We are happy to announce a new feature for generic HostHealth (up/absent) alert rules in Prometheus and Grafana Agent!

This alleviates charm authors from having to implement their own HostHealth rules per charm and reduces implementation error.

How does it work?

See this explanation doc for further implementation details.

When we relate a metrics provider (e.g. some server) to prometheus, we expect prometheus to post an alert if the server is not responding. With prometheus’s PromQL this can be expressed universally with up and absent expressions:

up < 1
absent(up)

Instead of having every single charm in the ecosystem duplicate the same alert rules, they are automatically generated by the prometheus_scrape, prometheus_remote_write, and cos_agent charm libraries.

Upgrade Notes

Charm revisions:

Grafana-agent (rev412)
- cos_agent charm-lib (v0.18)
Prometheus-k8s (rev229)
- prometheus_scrape charm-lib (v0.49)
- prometheus_remote_write charm-lib (v1.6)
Cos-lib (0.0.54)

By fetching the new libraries you would get a set of new alerts automatically.

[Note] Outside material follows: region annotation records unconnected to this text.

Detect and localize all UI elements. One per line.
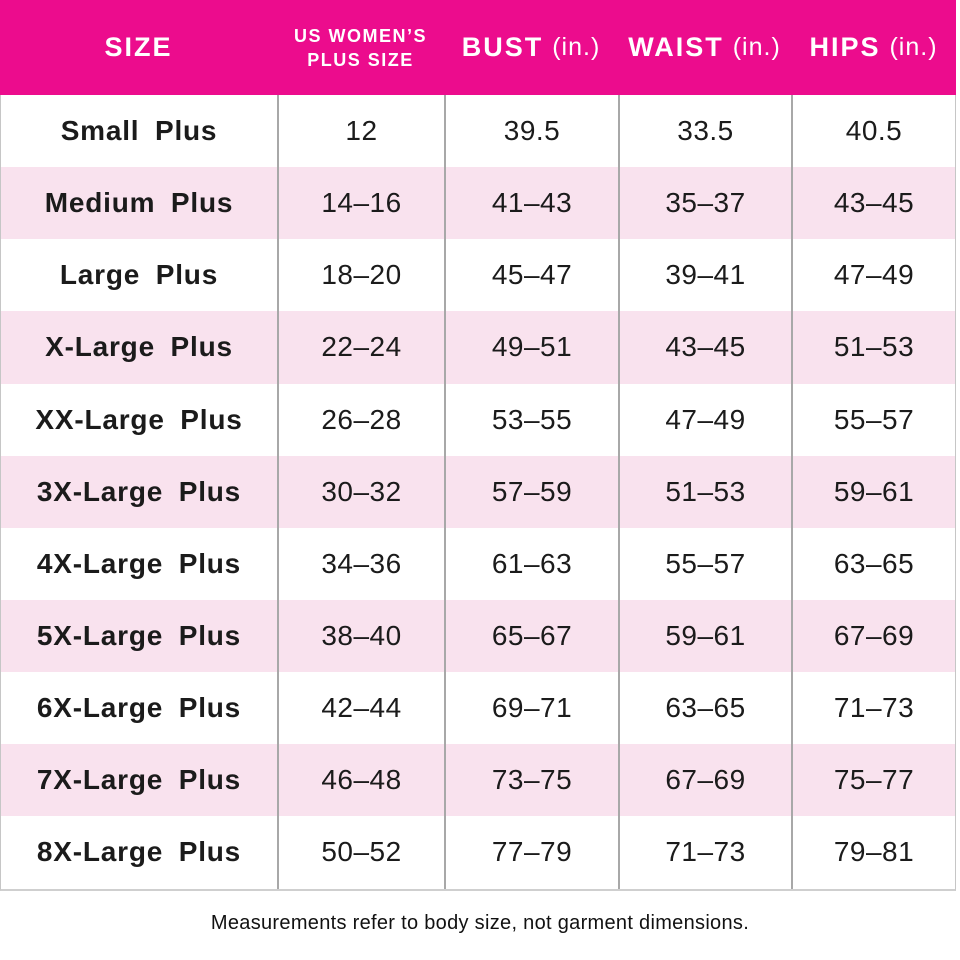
footnote: Measurements refer to body size, not gar…: [210, 911, 750, 934]
measurement-cell: 63–65: [618, 672, 791, 745]
column-header-hips: HIPS (in.): [791, 0, 956, 95]
size-label-cell: 5X-Large Plus: [36, 620, 242, 652]
measurement-cell: 49–51: [444, 311, 618, 384]
size-label-cell: 6X-Large Plus: [36, 692, 242, 724]
measurement-cell: 39–41: [618, 239, 791, 312]
column-header-unit: (in.): [552, 33, 601, 62]
measurement-cell: 73–75: [444, 744, 618, 817]
column-header-us-womens-plus-size: US WOMEN’S PLUS SIZE: [277, 0, 444, 95]
measurement-cell: 51–53: [618, 455, 791, 528]
column-header-unit: (in.): [732, 33, 781, 62]
measurement-cell: 12: [277, 95, 444, 168]
table-row: X-Large Plus 22–24 49–51 43–45 51–53: [1, 311, 955, 384]
size-label-cell: 4X-Large Plus: [36, 547, 242, 579]
measurement-cell: 67–69: [791, 599, 955, 673]
measurement-cell: 41–43: [444, 167, 618, 240]
table-row: 7X-Large Plus 46–48 73–75 67–69 75–77: [1, 744, 955, 817]
table-row: 3X-Large Plus 30–32 57–59 51–53 59–61: [1, 455, 955, 528]
column-header-label: US WOMEN’S PLUS SIZE: [293, 25, 427, 70]
measurement-cell: 47–49: [791, 239, 955, 312]
measurement-cell: 61–63: [444, 527, 618, 600]
column-header-label: BUST: [461, 31, 544, 62]
size-label-cell: Medium Plus: [44, 187, 234, 219]
column-header-size: SIZE: [0, 0, 277, 95]
size-label-cell: Large Plus: [59, 259, 219, 291]
table-row: XX-Large Plus 26–28 53–55 47–49 55–57: [1, 383, 955, 456]
measurement-cell: 46–48: [277, 744, 444, 817]
measurement-cell: 55–57: [618, 527, 791, 600]
measurement-cell: 47–49: [618, 383, 791, 456]
measurement-cell: 51–53: [791, 311, 955, 384]
measurement-cell: 69–71: [444, 672, 618, 745]
measurement-cell: 45–47: [444, 239, 618, 312]
measurement-cell: 18–20: [277, 239, 444, 312]
measurement-cell: 30–32: [277, 455, 444, 528]
table-row: 8X-Large Plus 50–52 77–79 71–73 79–81: [1, 816, 955, 889]
column-header-unit: (in.): [889, 33, 938, 62]
measurement-cell: 34–36: [277, 527, 444, 600]
size-label-cell: Small Plus: [60, 115, 218, 147]
table-row: Large Plus 18–20 45–47 39–41 47–49: [1, 239, 955, 312]
size-label-cell: XX-Large Plus: [35, 403, 243, 435]
measurement-cell: 79–81: [791, 816, 955, 889]
measurement-cell: 42–44: [277, 672, 444, 745]
measurement-cell: 71–73: [791, 672, 955, 745]
table-row: 5X-Large Plus 38–40 65–67 59–61 67–69: [1, 599, 955, 673]
measurement-cell: 38–40: [277, 599, 444, 673]
measurement-cell: 71–73: [618, 816, 791, 889]
measurement-cell: 67–69: [618, 744, 791, 817]
size-label-cell: X-Large Plus: [45, 331, 233, 363]
measurement-cell: 75–77: [791, 744, 955, 817]
table-row: 6X-Large Plus 42–44 69–71 63–65 71–73: [1, 672, 955, 745]
measurement-cell: 65–67: [444, 599, 618, 673]
measurement-cell: 57–59: [444, 455, 618, 528]
table-row: Small Plus 12 39.5 33.5 40.5: [1, 95, 955, 168]
measurement-cell: 53–55: [444, 383, 618, 456]
size-label-cell: 8X-Large Plus: [36, 836, 242, 868]
column-header-bust: BUST (in.): [444, 0, 618, 95]
measurement-cell: 43–45: [791, 167, 955, 240]
measurement-cell: 59–61: [791, 455, 955, 528]
table-row: 4X-Large Plus 34–36 61–63 55–57 63–65: [1, 527, 955, 600]
measurement-cell: 22–24: [277, 311, 444, 384]
column-header-label: HIPS: [809, 31, 881, 62]
measurement-cell: 55–57: [791, 383, 955, 456]
measurement-cell: 43–45: [618, 311, 791, 384]
measurement-cell: 35–37: [618, 167, 791, 240]
measurement-cell: 59–61: [618, 599, 791, 673]
table-row: Medium Plus 14–16 41–43 35–37 43–45: [1, 167, 955, 240]
size-label-cell: 7X-Large Plus: [36, 764, 242, 796]
measurement-cell: 14–16: [277, 167, 444, 240]
measurement-cell: 33.5: [618, 95, 791, 168]
measurement-cell: 40.5: [791, 95, 955, 168]
table-body: Small Plus 12 39.5 33.5 40.5 Medium Plus 14–16…: [0, 95, 956, 891]
column-header-label: WAIST: [628, 31, 724, 62]
measurement-cell: 63–65: [791, 527, 955, 600]
measurement-cell: 39.5: [444, 95, 618, 168]
size-label-cell: 3X-Large Plus: [36, 475, 242, 507]
size-chart-table: SIZE US WOMEN’S PLUS SIZE BUST (in.) WAI…: [0, 0, 956, 891]
measurement-cell: 26–28: [277, 383, 444, 456]
table-header-row: SIZE US WOMEN’S PLUS SIZE BUST (in.) WAI…: [0, 0, 956, 95]
measurement-cell: 77–79: [444, 816, 618, 889]
column-header-label: SIZE: [104, 31, 173, 62]
column-header-waist: WAIST (in.): [618, 0, 791, 95]
measurement-cell: 50–52: [277, 816, 444, 889]
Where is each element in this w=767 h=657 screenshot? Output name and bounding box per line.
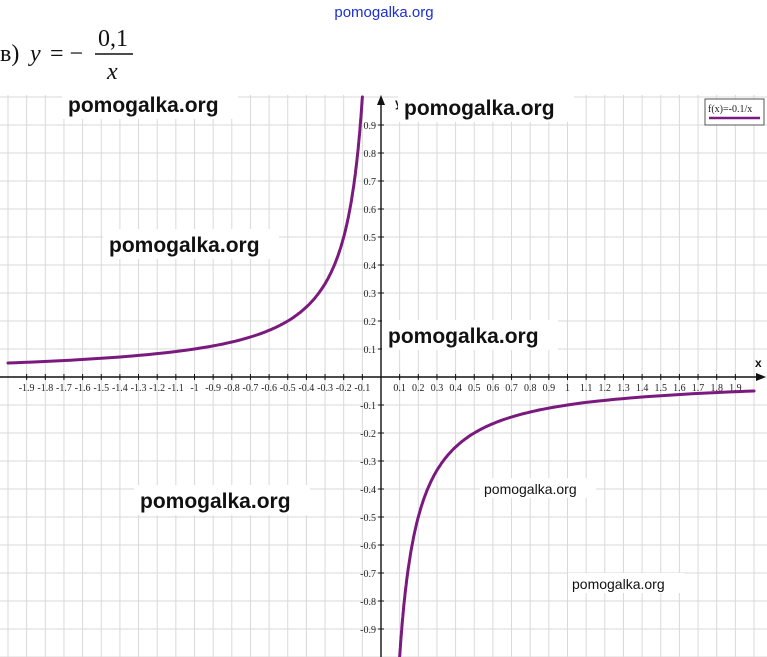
y-tick-label: 0.5 [364, 233, 377, 244]
watermark-5: pomogalka.org [140, 490, 291, 513]
watermark-bg [480, 478, 596, 498]
x-tick-label: 1 [565, 383, 570, 394]
formula-denominator: x [106, 59, 118, 85]
curve-branch-negative-x [6, 95, 364, 365]
x-tick-label: -0.9 [205, 383, 221, 394]
y-tick-label: -0.8 [360, 597, 376, 608]
y-tick-label: 0.2 [364, 317, 377, 328]
watermark-bg [62, 89, 238, 119]
x-tick-label: -1.9 [19, 383, 35, 394]
top-watermark: pomogalka.org [334, 4, 433, 21]
y-tick-label: -0.2 [360, 429, 376, 440]
x-tick-label: -1.1 [168, 383, 184, 394]
x-tick-label: -0.5 [280, 383, 296, 394]
watermark-3: pomogalka.org [109, 234, 260, 257]
x-tick-label: -1.3 [131, 383, 147, 394]
x-tick-label: 0.6 [487, 383, 500, 394]
watermark-1: pomogalka.org [68, 94, 219, 117]
x-tick-label: 1.9 [729, 383, 742, 394]
watermark-bg [398, 92, 574, 122]
watermark-6: pomogalka.org [484, 481, 577, 497]
x-tick-label: 1.1 [580, 383, 593, 394]
y-tick-label: 0.8 [364, 149, 377, 160]
x-axis-arrow [756, 373, 766, 381]
x-tick-label: -0.1 [354, 383, 370, 394]
problem-prefix: в) [0, 41, 19, 67]
formula-equals: = − [50, 41, 83, 67]
x-tick-label: -1.5 [93, 383, 109, 394]
x-tick-label: 1.3 [617, 383, 630, 394]
x-tick-label: 0.7 [505, 383, 518, 394]
x-tick-label: -1.2 [149, 383, 165, 394]
x-tick-label: -1 [190, 383, 198, 394]
x-tick-label: 0.5 [468, 383, 481, 394]
y-tick-label: -0.7 [360, 569, 376, 580]
x-tick-label: 1.2 [599, 383, 612, 394]
x-tick-label: -0.6 [261, 383, 277, 394]
watermark-bg [568, 573, 684, 593]
watermark-bg [103, 229, 279, 259]
x-tick-label: 0.1 [393, 383, 406, 394]
x-tick-label: 1.5 [655, 383, 668, 394]
x-tick-label: 1.8 [710, 383, 723, 394]
x-tick-label: -0.4 [298, 383, 314, 394]
y-tick-label: -0.9 [360, 625, 376, 636]
y-tick-label: 0.6 [364, 205, 377, 216]
x-tick-label: 0.8 [524, 383, 537, 394]
x-tick-label: -1.6 [75, 383, 91, 394]
x-tick-label: 0.3 [431, 383, 444, 394]
watermark-bg [382, 320, 558, 350]
watermarks: pomogalka.org pomogalka.org pomogalka.or… [62, 89, 684, 593]
x-tick-label: -0.7 [243, 383, 259, 394]
y-tick-label: 0.1 [364, 345, 377, 356]
x-tick-label: 1.6 [673, 383, 686, 394]
x-tick-label: 0.4 [449, 383, 462, 394]
curve-layer [6, 95, 756, 657]
tick-labels: -1.9 -1.8 -1.7 -1.6 -1.5 -1.4 -1.3 -1.2 -1.1 -1 -0… [19, 121, 742, 636]
y-tick-label: 0.4 [364, 261, 377, 272]
y-tick-label: -0.1 [360, 401, 376, 412]
x-tick-label: -0.8 [224, 383, 240, 394]
watermark-4: pomogalka.org [388, 325, 539, 348]
legend: f(x)=-0.1/x [704, 98, 765, 126]
x-tick-label: -1.8 [37, 383, 53, 394]
x-tick-label: -0.2 [336, 383, 352, 394]
x-tick-label: 0.2 [412, 383, 425, 394]
watermark-bg [134, 485, 310, 515]
x-tick-label: -1.4 [112, 383, 128, 394]
y-tick-label: -0.3 [360, 457, 376, 468]
x-tick-label: 1.4 [636, 383, 649, 394]
x-tick-label: 0.9 [543, 383, 556, 394]
x-axis-label: x [755, 356, 762, 370]
x-tick-label: -0.3 [317, 383, 333, 394]
y-tick-label: 0.3 [364, 289, 377, 300]
watermark-2: pomogalka.org [404, 97, 555, 120]
y-tick-label: 0.9 [364, 121, 377, 132]
y-tick-label: -0.6 [360, 541, 376, 552]
watermark-7: pomogalka.org [572, 576, 665, 592]
curve-branch-positive-x [398, 389, 756, 657]
y-tick-label: -0.5 [360, 513, 376, 524]
legend-label: f(x)=-0.1/x [708, 104, 752, 115]
y-tick-label: -0.4 [360, 485, 376, 496]
y-axis-arrow [377, 95, 385, 105]
x-tick-label: -1.7 [56, 383, 72, 394]
y-tick-label: 0.7 [364, 177, 377, 188]
x-tick-label: 1.7 [692, 383, 705, 394]
legend-box [704, 98, 765, 126]
formula-numerator: 0,1 [98, 26, 128, 52]
formula-lhs: y [28, 41, 41, 67]
problem-heading: в) y = − 0,1 x [0, 26, 133, 85]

If charms already had up/absent alerts, this will result in duplication of alerts and rules. These alerts are ubiquitous and are handled by the Prometheus prometheus_scrape, prometheus_remote_write, and cos_agent libraries. Any custom alerts duplicating this behaviour can be removed.

References

Support for adding generic alerts is centralized in cos-lib allowing the Prometheus libraries to consume this functionality (link to PR #115, PR #117).
The Prometheus prometheus_scrape and prometheus_remote_write libraries inject generic up/absent rules to the existing rule set (link to PR #660).
The Grafana-agent cos_agent library injects generic up/absent rules to the existing rule set (link to PR #232).
The semantics of the up alert rules is formalized in an architecture decision record (ADR). (link to PR #224).